Brian Schmisek

But what does it all mean?

Wednesday, October 5, 2022

In 1966, John Lennon claimed the Beatles were more popular than Jesus. Controversy swelled in the American South and elsewhere. The radio station KLUE in Longview, Texas, organized a “Beatles burning,” a bonfire to torch the band’s records. The morning after, the station’s tower was hit by lightning.

When Pope Benedict XVI announced his retirement on Feb. 11, 2013, people were shocked. No pope had resigned in more than 600 years. Hours after the announcement, lightning struck St. Peter’s.

What did each lightning strike mean? Was God unhappy with the Beatles burning? Was God pleased or displeased with Pope Benedict’s retirement? Or was the timing of each lightning strike merely serendipitous, as there are more than 40 lightning flashes each second across the globe?

Throughout history, humans have used many ways of speaking about the phenomenon of serendipity, and not all invoke the divine. Some speak of God’s will. Others speak of fate or destiny, which may or may not be preceded by oracles, signs, omens and premonitions. Still others have more generic explanations, reflected in sayings such as, “everything happens for a reason” or “it was meant to be.”

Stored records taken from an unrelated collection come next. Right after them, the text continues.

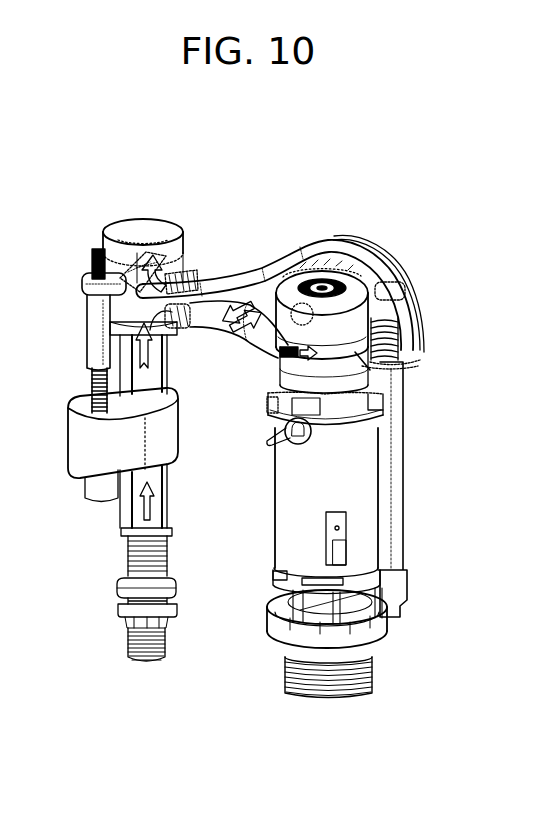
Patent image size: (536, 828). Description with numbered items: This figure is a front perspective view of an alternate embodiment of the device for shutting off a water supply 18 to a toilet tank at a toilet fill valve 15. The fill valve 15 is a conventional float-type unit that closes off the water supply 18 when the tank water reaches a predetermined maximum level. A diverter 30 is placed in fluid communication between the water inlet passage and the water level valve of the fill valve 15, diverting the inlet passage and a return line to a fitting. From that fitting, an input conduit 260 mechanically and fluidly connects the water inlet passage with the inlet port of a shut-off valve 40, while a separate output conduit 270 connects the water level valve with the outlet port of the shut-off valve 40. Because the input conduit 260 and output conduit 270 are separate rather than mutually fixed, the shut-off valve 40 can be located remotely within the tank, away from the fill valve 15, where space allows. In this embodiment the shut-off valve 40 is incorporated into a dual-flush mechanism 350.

The toilet fill valve 15 is at (145, 236).
The water supply 18 is at (150, 667).
The diverter 30 is at (178, 266).
The shut-off valve 40 is at (352, 355).
The input conduit 260 is at (236, 327).
The output conduit 270 is at (231, 297).
The dual-flush mechanism 350 is at (340, 485).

Rome’s most famous orator, Cicero (106-43 B.C.E.), wrote a treatise on divination (“De Divinatione”), defining it as “the foreknowledge and foretelling of events that happen by chance.” Cicero says that it is “not in the power even of God himself to know what event is going to happen accidentally and by chance. For if he knows, then the event is certain to happen; but if it is certain to happen, chance does not exist. And yet, chance does exist, therefore there is no foreknowledge of things that happen by chance.”

We in the 21st century use many of the same categories inherited from antiquity to make sense of the world. Yet, now with a more scientific and modern understanding of how the world functions, we might recognize the fundamental role that the individual plays in making meaning for oneself, as Auschwitz survivor and psychiatrist Viktor Frankl (1905-1997) stated in his influential book, “Man’s Search for Meaning.”

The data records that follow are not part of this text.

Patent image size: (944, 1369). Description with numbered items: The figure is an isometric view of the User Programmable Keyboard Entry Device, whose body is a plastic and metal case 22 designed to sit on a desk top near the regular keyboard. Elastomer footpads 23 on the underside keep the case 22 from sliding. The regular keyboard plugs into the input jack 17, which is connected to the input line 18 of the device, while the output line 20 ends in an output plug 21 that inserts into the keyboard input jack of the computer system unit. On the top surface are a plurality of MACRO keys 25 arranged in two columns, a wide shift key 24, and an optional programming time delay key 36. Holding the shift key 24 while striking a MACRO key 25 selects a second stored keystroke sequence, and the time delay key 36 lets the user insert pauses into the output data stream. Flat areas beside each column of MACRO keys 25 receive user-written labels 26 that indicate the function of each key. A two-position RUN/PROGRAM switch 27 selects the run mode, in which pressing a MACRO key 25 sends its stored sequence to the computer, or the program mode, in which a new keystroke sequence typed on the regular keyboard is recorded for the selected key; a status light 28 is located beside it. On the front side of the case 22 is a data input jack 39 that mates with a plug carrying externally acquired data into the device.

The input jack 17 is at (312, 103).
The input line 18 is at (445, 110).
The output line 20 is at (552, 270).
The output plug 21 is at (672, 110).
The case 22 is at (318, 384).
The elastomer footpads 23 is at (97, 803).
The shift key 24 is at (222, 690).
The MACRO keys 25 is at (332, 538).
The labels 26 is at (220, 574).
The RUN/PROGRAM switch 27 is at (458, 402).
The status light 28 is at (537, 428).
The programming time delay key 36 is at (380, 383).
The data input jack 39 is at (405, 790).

“Man’s search for meaning is the primary motivation of his life. … It must and can be fulfilled by him alone.” This point of view places great responsibility on the individual person. Rather than ascribe events to some plan, or to providence, Frankl recognizes and even embraces the “transitoriness of our existence.”

We might consider how it sounds for any human being to claim to know God’s will. For a believer, it would be more accurate and humbling to admit, like the Apostle Paul, that the ways of God are “inscrutable” (Rom 11:33), or as the prophet Isaiah says, “For my thoughts are not your thoughts, nor are your ways my ways, says the Lord. For as the heavens are higher than the earth, so are my ways higher than your ways, and my thoughts than your thoughts” (55:8-9).

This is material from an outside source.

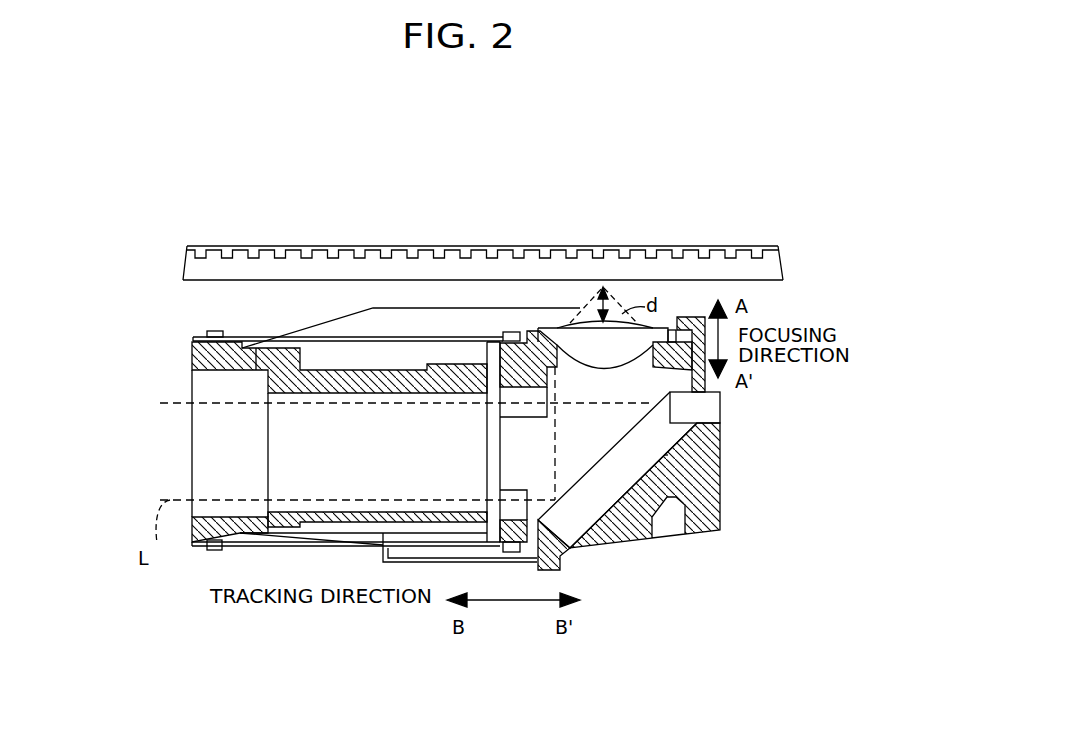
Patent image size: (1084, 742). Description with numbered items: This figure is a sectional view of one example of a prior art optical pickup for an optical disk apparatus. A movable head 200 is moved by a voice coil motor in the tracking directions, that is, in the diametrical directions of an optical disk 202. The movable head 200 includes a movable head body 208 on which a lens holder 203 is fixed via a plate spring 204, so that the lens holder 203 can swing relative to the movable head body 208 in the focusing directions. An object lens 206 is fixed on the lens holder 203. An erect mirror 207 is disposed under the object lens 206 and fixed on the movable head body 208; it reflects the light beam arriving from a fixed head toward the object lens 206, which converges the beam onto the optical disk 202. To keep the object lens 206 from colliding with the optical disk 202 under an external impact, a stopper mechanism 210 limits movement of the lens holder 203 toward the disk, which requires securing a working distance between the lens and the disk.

Meaning is not merely “out there,” something extrinsic and objective to be grasped. Rather, each of us plays a part in creating meaning for ourselves. Whether or not one is a believer, it is possible to appreciate the wonder of life, the miracle of our own personal existence, the “transitoriness of our existence” and to be grateful. Lightning strikes, and we make of it what we will.